This is classic data mining, and it should never be relied upon to make future forecasts.
Salil Mehta, former TARP director of analytics and author of “Statistics Topics,” has been critical of pollsters’ election forecasts. He spent much of the time before the election lecturing them that their models were underestimating the possibility of a Trump victory. In an email exchange, he observed:
There is an increased craving to slice and dice the recent election data, particularly given that the major pollsters have been shamed as they all immensely errored in projecting this year’s election’s victor. All gave President-elect Trump <15% a faux probability of winning. The risk of now retorting with data-mining this single election result is that they often miss an analysis of the predictive errors in this unique match-up (e.g., record high undecideds on Election eve), don’t take into account budding geospatial patterns to validate evidence, and in most case none of this should deceptively be promoted as an election forecasting model.
Correlations are very different from what is required to create a reliable model that correctly forecasts a future election or investing outcomes. Rather than mine data, Mehta suggests instead we engage in hypothesis testing.

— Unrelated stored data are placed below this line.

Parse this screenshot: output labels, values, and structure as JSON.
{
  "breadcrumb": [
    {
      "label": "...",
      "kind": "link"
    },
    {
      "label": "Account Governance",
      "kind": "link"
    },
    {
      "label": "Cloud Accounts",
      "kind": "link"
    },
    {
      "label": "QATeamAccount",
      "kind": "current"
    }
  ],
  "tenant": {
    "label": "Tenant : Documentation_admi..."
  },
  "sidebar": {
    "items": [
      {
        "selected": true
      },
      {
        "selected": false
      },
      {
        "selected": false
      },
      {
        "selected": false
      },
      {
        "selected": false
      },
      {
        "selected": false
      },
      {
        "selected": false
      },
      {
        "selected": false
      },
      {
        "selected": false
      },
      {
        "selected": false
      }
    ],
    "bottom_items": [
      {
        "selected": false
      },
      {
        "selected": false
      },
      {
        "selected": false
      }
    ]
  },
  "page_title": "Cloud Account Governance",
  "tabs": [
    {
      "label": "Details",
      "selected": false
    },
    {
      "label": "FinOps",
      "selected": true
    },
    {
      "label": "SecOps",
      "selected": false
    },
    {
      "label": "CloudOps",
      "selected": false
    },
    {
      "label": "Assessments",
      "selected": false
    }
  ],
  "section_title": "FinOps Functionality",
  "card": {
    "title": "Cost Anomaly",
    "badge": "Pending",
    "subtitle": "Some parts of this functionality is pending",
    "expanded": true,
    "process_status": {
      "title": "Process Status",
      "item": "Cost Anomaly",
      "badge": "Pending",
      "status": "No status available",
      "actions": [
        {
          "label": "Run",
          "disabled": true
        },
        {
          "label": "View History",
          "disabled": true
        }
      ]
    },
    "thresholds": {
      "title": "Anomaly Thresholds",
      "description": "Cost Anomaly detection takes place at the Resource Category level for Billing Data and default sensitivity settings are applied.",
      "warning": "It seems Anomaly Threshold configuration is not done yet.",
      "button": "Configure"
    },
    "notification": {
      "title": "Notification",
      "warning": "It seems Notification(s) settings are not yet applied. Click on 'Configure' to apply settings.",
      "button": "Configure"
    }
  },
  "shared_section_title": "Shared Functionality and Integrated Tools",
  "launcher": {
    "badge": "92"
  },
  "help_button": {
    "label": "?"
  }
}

The obvious parallel to investing is the myriad of back-tested strategies, many of which engage in similar sorts of data mining as the recent election post-mortems do. They seem to work perfectly in the past, but they are less robust than desired. Models that inform us of what has already happened but not what might occur in the future are of limited value.
Cliff Asness of AQR warns us not to confuse factor investing with data mining. He notes that French-Fama factors such as value, momentum and size have all been tested out of sample and proven to be robust. Out-of-sample testing could verify if an election model’s backtest is valid: Take the five data claims above, then apply them to Obama versus McCain or Bush versus Gore to see if they are at all predictive. The same is true for investing models. To avoid poorly constructed models that are form-fitted to past experience, apply them to different data sets than the test.
If a gold mine is a hole in the ground with a liar standing on top of it, a successful data miner is a quant with a data set lying to himself. You probably have never seen a sales pitch that didn’t have a back test “proving” market-beating returns. If only you had a time machine to go back to the period of time covered by the data set.
Investing after the fact is easy. Investors should be cautious when presented with results that only tell you what just happened, not what is about to occur.
1 Lots of “multicolinearities” — economic inequality, poor health, low educational attainment — may be associated with Trump voters, but they are not likely to forecast the next election. For example, higher education (and therefore better health and possibly higher income) might present a proclivity toward voting red or blue, but as Mehta points out, not all college degrees are created equal. Some generate much greater potential future incomes than others (“nonheterogeneous”).